Considering sparse time-varying volumetric data, a hierarchical voxel data structure is proposed [33]. It uses a Volumetric Dynamic grid that shares a few characteristics with B+trees (VDB), which considers spatial coherency of time-varying data to separately and compactly store data and grid topology. Thus, grid values can be stored out-of-core, keeping only grid topology in memory. The data structure is represented by a tree with a high branching factor having a large uniform grid at leaf nodes. OpenVDB (https://www.openvdb.org/ (accessed on 25 September 2021)) is an open-source version of this approach, which has been widely used due to its effectiveness. A sparse paged grid (SPGrid) data structure is proposed which allows storing simulation data in a pyramid of sparsely populated uniform grids optimising data access [34]. A GPU version of VDB is proposed [108], relying on dense n3 bricks to represent leaf nodes, where the grid size does not have to be predefined. This approach is extended afterwards with dynamic topology update for fluid simulations being able to deal with tens of millions of particles (https://github.com/NVIDIA/gvdb-voxels (accessed on 25 September 2021)) [109]. For physically and topologically complex material point method (MPM) simulations harnessing the power of GPUs and SPGrid, highly parallelised data structure is presented dealing with millions of particles [110]. To create a more robust method for high-performance computations on spatially sparse data structures Taichi language is proposed [111], which is open source (https://github.com/yuanming-hu/taichi (accessed on 25 September 2021)) as well. Apart from the high achievable performance, this language is greatly extendible and easy to learn to support different simulation demands. This programming language allows selecting between VDB, GSPGrid or even custom-based sparse data structure. Recently, NanoVDB data structure is introduced as a linearised version of an OpenVDB data structure [105], with several advantages including the use of GPUs, a stand-alone raytracer that is compatible with most graphics APIs, being fast and efficient in copying data between devices (e.g., CPU and GPU) and randomly accessing voxels, etc.
Table 6 shows the most prominent methods presented in the last two decades trying to come up with data structures dealing with efficient storage, fast random and sequential data access, calculations and rendering. Regarding the technology, GPU approaches are becoming dominant while also focusing on compatibility with more APIs. Researchers are identifying more advanced voxel data structures trading-off between several aspects. Most of the methods are relying on the available memory to perform all tasks, whereas OpenVDB and NanoVDB are using out-of-core methods which gives them the advantage to process unlimited size scenes, which is clearly observable based on the maximum tested grid size for OpenVDB. The general-purpose aspect shows that some of the data structures are problem-specific while others are more general. Simulations and rendering are the most commonly investigated aspects, where the support for additional functionalities like 3D deep learning increase the usability of a data structure.

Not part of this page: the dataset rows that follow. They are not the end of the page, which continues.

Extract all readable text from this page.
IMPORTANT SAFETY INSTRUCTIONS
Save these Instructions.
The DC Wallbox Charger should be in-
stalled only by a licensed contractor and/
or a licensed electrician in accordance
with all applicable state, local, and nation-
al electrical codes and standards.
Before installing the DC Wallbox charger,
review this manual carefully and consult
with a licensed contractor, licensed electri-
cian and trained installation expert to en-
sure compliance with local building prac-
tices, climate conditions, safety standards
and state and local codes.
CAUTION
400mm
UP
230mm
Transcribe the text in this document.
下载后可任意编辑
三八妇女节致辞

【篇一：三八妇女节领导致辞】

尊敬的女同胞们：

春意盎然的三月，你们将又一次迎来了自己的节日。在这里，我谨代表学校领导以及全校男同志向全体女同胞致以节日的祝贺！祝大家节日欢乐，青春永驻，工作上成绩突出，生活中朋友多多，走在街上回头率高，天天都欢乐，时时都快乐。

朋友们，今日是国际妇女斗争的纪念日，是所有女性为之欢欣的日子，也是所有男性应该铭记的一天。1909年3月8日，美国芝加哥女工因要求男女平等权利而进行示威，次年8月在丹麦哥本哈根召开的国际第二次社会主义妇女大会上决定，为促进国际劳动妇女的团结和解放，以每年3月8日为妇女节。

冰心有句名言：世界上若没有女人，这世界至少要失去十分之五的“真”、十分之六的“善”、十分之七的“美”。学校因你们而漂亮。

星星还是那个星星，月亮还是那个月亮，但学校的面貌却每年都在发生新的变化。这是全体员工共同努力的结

5. Conclusions and Future Works

In this review, we see that voxelisation has been used in many areas, and it can be quite diverse in many aspects. In Section 2, we covered the main concepts considered in voxelisation such as connectivity, separability, coverage, as well as tunnel-freeness. We can say that 26-connected voxelisation usually requires less time and memory to be created and stored compared to 6-connected and conservative voxelisation. A 6-separated voxelisation is usually sufficient for applications such as fluid simulations. Regarding coverage, it strongly depends on the area in which it is used. For instance, for collision detection, occlusion culling and visibility processing conservative voxelisation is highly desirable. Tunnelling can be addressed if 6-connected voxelised lines are used to send rays or to intersect with objects. The other option would be to consider either 6-connected or conservative voxelisation for all objects. The usage of binary and non-binary voxelisation is presented in Section 2.2, indicating that non-binary voxelisation might be even more applicable than binary one.
Regarding 3D primitives, we examined voxelisation of points, lines, triangles, surfaces, and solids. In terms of line voxelisation, we split the algorithms into three groups, where the first two deal with different types of connectivity, while the third group focuses on voxelisation of curves. In terms of triangles, we examined how using rasterisation and raycasting triangles can be voxelised. For surfaces and solids, we identified that slice-based and rasterisation techniques are mainly used to perform voxelisation. We can see that surface voxelisation is investigated by the greatest number of researchers. There are several reasons for this. Firstly, surface voxelisation achieves smaller memory output and is faster compared to solid voxelisation. Secondly, some of the very common requirements such as collision detection, fluid simulations and ray tracing can be easily achieved over them. We should point out that all algorithms for solid voxelisation concentrate on the voxelisation of watertight models, which is not necessarily sufficient for some application domains like building information modelling (BIM) where objects may have overlaps.
In Section 4, the current technology used to perform voxelisation and to deal with voxels in general is elaborated. It is pointed out that all the newest approaches rely on a fast performance achieved using GPUs. We saw that there are many voxel data structures identified so far. We divided the data structures into static and dynamic grids considering the frequency to update a data structure. Real-time storage of voxels using SVO is suggested for larger objects reducing the memory requirements and allowing quick ray tracing. The memory footprint can be reduced even further if SVDAG and SSVDAG are used as data structures. Regarding dynamic grids, the state-of-the-art voxel data structure is NanoVDB which is superior to the rest in terms of speed as well as support for out-of-core processing which can handle infinite size scenes and models.
We presented here a vast number of algorithms targeting voxelisation of different geometric primitives. However, the greatest challenge is the availability of these algorithms for testing and further research, which usually requires building them from scratch in a possibly nonoptimal way. Therefore, creating a library with these algorithms would definitely facilitate the development of new approaches for voxelisations. Another even more interesting idea is to develop a database that would also use some of the presented data structures to effectively store and process voxels. For instance, RasDaMan uses arrays and tiles to manipulate voxels, which can be greatly improved using more advanced voxel data structures. At the same time, many algorithms currently used in image processing can be speeded up with the use of these voxel data structures. This will allow understanding in which scenarios the presented voxel data structures perform better compared to the rest.

Author Contributions

Conceptualisation, M.A. and S.Z.; Methodology, M.A.; Investigation, M.A.; Resources, M.A. and S.Z.; writing—original draft preparation, M.A. and S.Z.; writing—review and editing, M.A.; supervision S.Z. and D.J.H.; project administration D.J.H.; funding acquisition D.J.H. and S.Z. All authors have read and agreed to the published version of the manuscript.

Funding

This research was funded by Leidos, Australia and the University of New South Wales (UNSW Sydney), School of Built Environment.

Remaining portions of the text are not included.